Ma vogliamo dare pure un’occhiata a quale popolazione ci si prepara, sempre seguendo l’ipotesi centrale dell’Istat, nel lontano 2050? Magari non te ne può fregare di meno, a te. Non interessa a nessuno dei grandi “profetizzatori” dei 120 anni di vita media, pensa un po’, rispetto ai quali Boncinelli assomiglia a uno che procede con maniacale circospezione, come se aprisse gli armadi e guardasse sotto i letti prima di coricarsi, perché dovresti preoccupartene tu? Magari ti darai alla politica, vallo a sapere. Allora certe cose potrebbero pure tornarti utili. Dunque: all’incirca una persona su otto, pari alla bellezza di otto milioni e mezzo di persone, avrà ottanta e più anni e ci saranno molti più ottantenni che bambini e ragazzi fino a 14 anni compiuti di età. Bambini e ragazzi galleggeranno in un mare di vecchi e supervecchi (sai il giubilo!). E siccome le donne in età feconda saranno, per l’invecchiamento, passate dal 45 al 35 per cento, ovvero saranno sempre meno, appena una su tre, non ci sarà modo di invertire la rotta. Ma non potendola invertire l’invecchiamento continuerà a crescere. E tu pensa che una stima molto importante vorrebbe che a ogni anno di speranza di vita in più corrispondesse una nascita in più all’anno ogni mille abitanti, per impedire all’invecchiamento di sommergerci. Ma oggi, con la speranza di vita a quasi 82 anni, il tasso di natalità non arriva al 10 per mille, ragion per cui si dovrebbe salire fin quasi al 30 per mille per reggere i cent’anni, 30 nascite l’anno ogni mille abitanti. Ma un tale livello della natalità si registrava a malapena nell’Ottocento e corrisponde, fatti un po’ di conti, a non meno di quattro figli in media per donna, tre volte quelli di oggi. Vogliamo concordare, tra di noi, che una medicina di questa fatta non è neppure ipotizzabile? Tanto meno se si considera che la popolazione schizzerebbe in un amen sopra i cento milioni?
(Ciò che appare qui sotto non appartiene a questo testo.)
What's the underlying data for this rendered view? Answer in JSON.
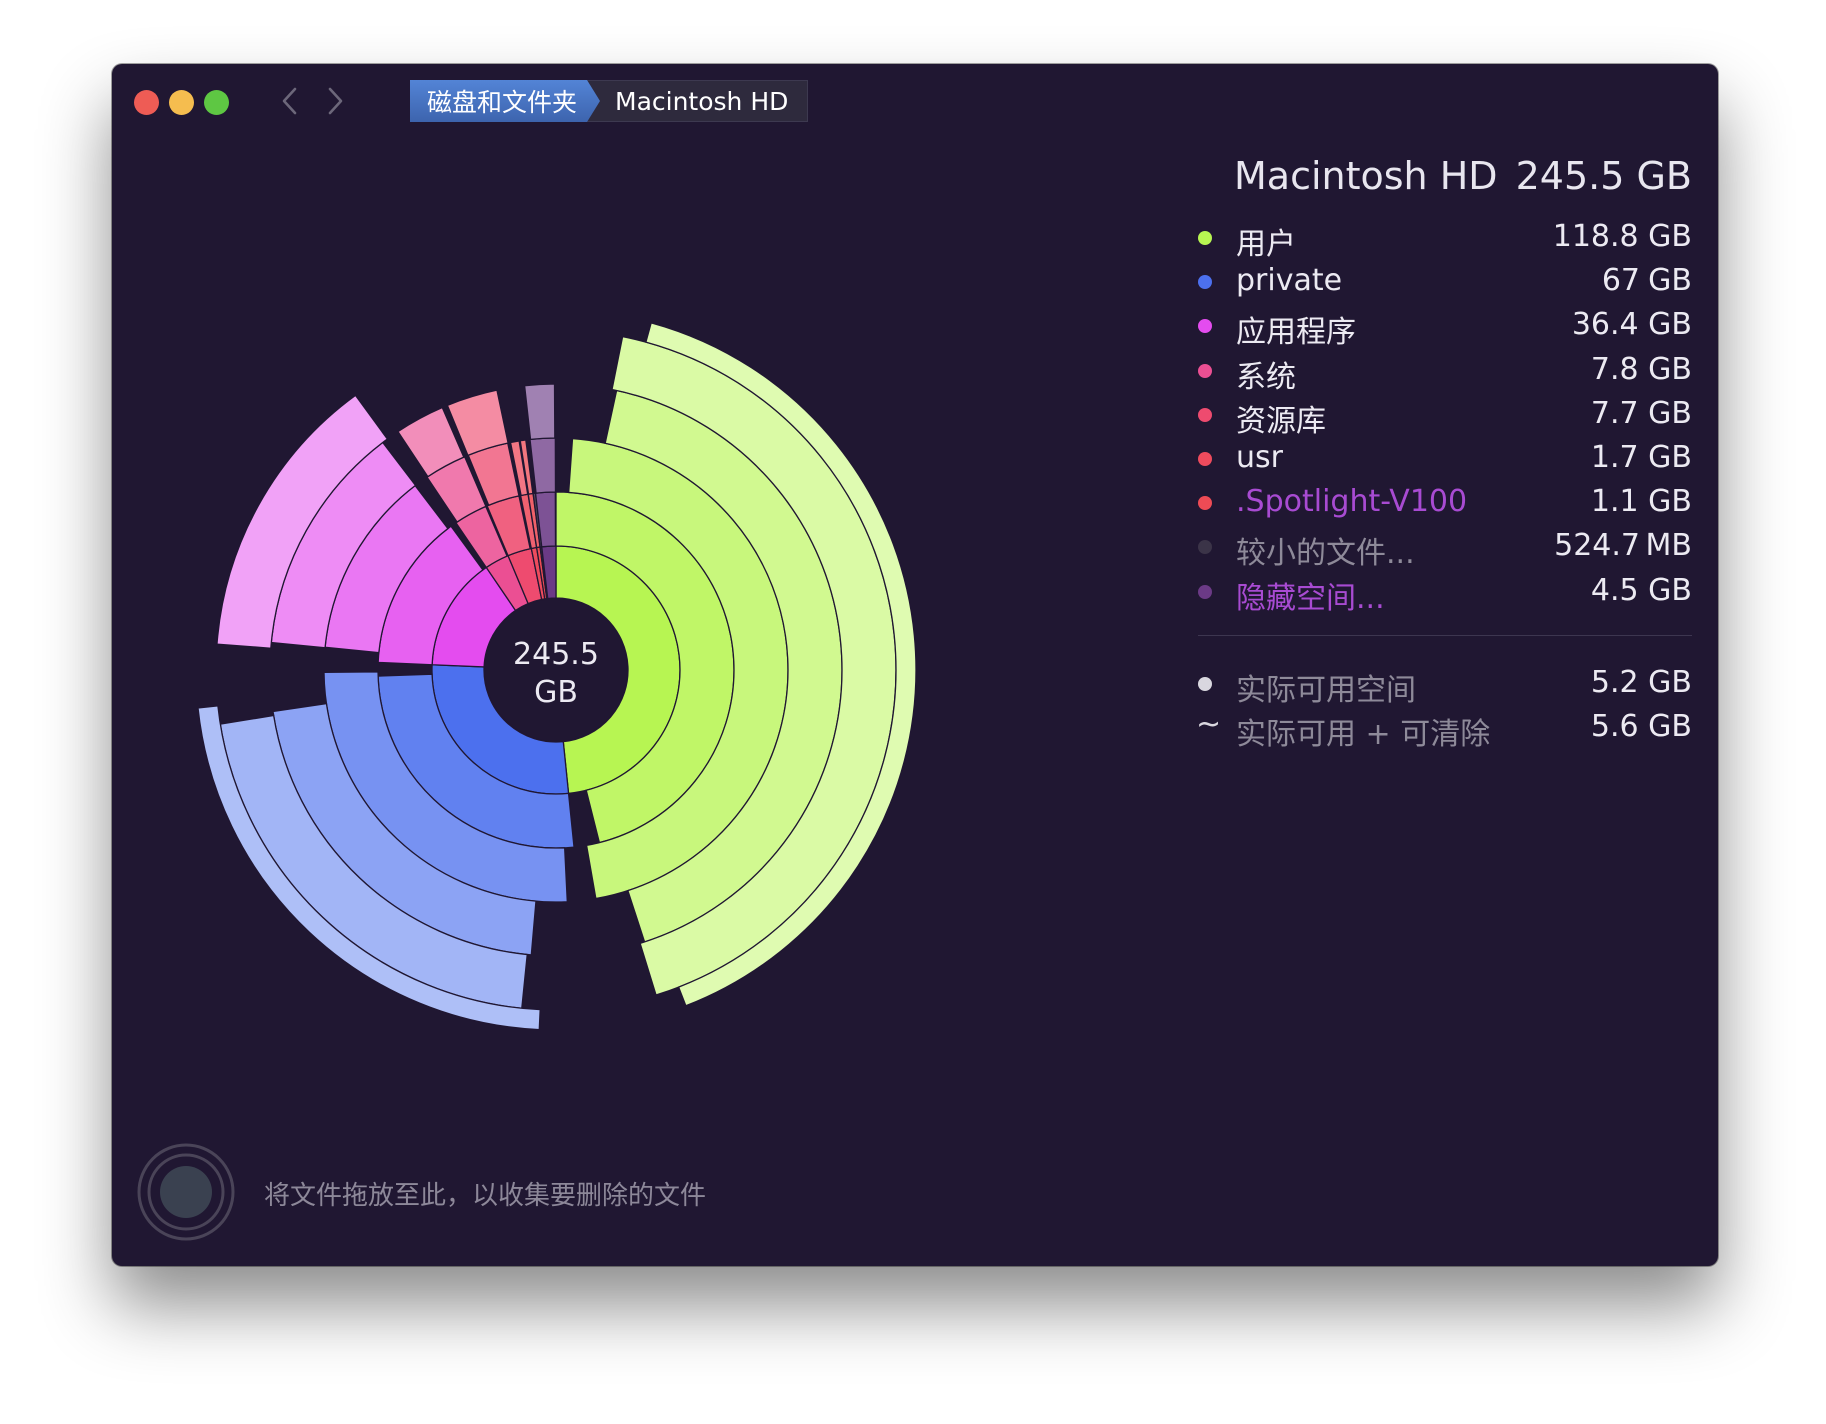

E qui, vedi, a proposito di medicina avrei molte altre cose da dirti, giacché se tra vent’anni leggerai il libro di Boncinelli sarai inevitabilmente portato a credere che se ti aspetta un altro sproposito di anni dovrai dire grazie ai “trionfi della diagnosi precoce e della prevenzione delle malattie genetiche”. La medicina ha i suoi meriti, sia chiaro. Ma non giurerei che in Calabria la speranza di vita superiore alla media nazionale debba tutto o quasi a questo genere di trionfi.